Par une ordonnance du 14 novembre 2024, le juge des référés du tribunal administratif de Marseille a étendu l’expertise à la compagnie d’assurance Allianz I.A.R.D, à la société d’assurance mutuelle l’Auxiliaire, à la société Betek Ingenierie, à la Sarl Idtique, à la SMABTP, et à la société QBE Insurance International Limited.
Par des mémoires enregistrés le 5 et le 18 novembre 2025, M. C…, expert, demande au juge des référés, sur le fondement des dispositions de l’article R. 532-3 du code de justice administrative, d’étendre l’expertise à l’appréciation du respect, par les ouvrages concernés par l’expertise, des exigences élémentaires de stabilité, ou de pérennité attendues pour permettre la faisabilité et la durabilité des réparations qui pourraient être envisagées pour réparer les désordres faisant l’objet de l’expertise.
Il soutient que l’extension est utile.
Par un mémoire enregistré le 10 novembre 2025, la SAS Structure Bois et couverture, agissant par le représentant légal, représenté par la SCP Coste Daude Vallet Lambert, conclut au rejet de la demande d’extension.

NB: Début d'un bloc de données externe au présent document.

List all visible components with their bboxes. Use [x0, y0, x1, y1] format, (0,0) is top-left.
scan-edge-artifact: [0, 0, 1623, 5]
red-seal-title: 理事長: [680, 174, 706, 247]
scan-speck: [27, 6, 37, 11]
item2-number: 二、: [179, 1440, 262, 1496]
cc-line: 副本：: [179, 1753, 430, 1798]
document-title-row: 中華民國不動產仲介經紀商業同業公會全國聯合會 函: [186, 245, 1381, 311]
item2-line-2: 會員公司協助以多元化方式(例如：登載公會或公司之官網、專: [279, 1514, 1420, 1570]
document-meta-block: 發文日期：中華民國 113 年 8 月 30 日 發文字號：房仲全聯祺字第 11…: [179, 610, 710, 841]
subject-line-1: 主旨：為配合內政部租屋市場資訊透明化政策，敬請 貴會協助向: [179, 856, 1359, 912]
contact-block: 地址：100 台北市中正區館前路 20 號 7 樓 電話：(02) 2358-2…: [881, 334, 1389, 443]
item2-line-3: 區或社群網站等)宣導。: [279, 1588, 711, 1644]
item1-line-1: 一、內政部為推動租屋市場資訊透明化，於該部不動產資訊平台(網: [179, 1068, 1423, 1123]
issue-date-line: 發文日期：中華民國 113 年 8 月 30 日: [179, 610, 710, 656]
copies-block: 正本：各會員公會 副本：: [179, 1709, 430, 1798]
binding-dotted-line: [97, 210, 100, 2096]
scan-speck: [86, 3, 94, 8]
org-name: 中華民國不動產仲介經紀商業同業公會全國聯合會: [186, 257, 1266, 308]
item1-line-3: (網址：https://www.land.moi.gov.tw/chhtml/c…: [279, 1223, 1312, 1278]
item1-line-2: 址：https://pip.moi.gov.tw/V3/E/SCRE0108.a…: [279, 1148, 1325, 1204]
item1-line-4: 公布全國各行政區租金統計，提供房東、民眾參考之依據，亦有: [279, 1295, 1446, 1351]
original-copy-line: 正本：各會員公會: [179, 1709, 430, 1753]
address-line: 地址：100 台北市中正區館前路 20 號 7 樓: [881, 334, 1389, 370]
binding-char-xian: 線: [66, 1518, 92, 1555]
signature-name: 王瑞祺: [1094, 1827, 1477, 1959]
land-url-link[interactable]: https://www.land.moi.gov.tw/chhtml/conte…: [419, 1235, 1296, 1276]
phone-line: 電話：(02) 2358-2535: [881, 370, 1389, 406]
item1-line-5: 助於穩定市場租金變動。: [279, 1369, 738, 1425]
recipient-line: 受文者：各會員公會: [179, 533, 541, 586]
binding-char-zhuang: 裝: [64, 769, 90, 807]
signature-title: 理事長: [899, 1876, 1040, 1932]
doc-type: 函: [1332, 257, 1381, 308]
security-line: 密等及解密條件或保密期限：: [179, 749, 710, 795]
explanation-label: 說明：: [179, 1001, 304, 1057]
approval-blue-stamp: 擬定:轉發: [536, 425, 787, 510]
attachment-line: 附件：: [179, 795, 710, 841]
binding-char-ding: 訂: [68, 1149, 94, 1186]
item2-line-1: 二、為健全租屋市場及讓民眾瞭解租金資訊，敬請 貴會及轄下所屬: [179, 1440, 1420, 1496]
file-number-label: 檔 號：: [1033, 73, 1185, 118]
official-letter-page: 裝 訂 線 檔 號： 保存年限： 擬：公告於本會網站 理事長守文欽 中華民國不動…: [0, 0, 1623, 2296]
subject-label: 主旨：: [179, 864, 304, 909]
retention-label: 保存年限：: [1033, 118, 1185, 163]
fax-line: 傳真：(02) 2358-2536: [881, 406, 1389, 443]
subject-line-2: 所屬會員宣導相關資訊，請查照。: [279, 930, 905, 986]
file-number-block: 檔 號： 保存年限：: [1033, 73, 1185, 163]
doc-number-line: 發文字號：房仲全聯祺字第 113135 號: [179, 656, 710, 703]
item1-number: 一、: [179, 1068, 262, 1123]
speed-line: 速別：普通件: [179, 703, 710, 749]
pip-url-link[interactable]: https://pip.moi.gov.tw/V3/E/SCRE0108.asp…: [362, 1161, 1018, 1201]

Elle soutient que la demande d’extension est inutile.
Par un mémoire enregistré le 14 novembre 2025, la Sociéré Altea Bois, agissant par le représentant légal, représenté par la SCP Cascioo Ortal, Dommeeo, Marc, Danet, Gillot, conclut au rejet de la demande d’extension. Elle soutient que la demande d’extension est inutile.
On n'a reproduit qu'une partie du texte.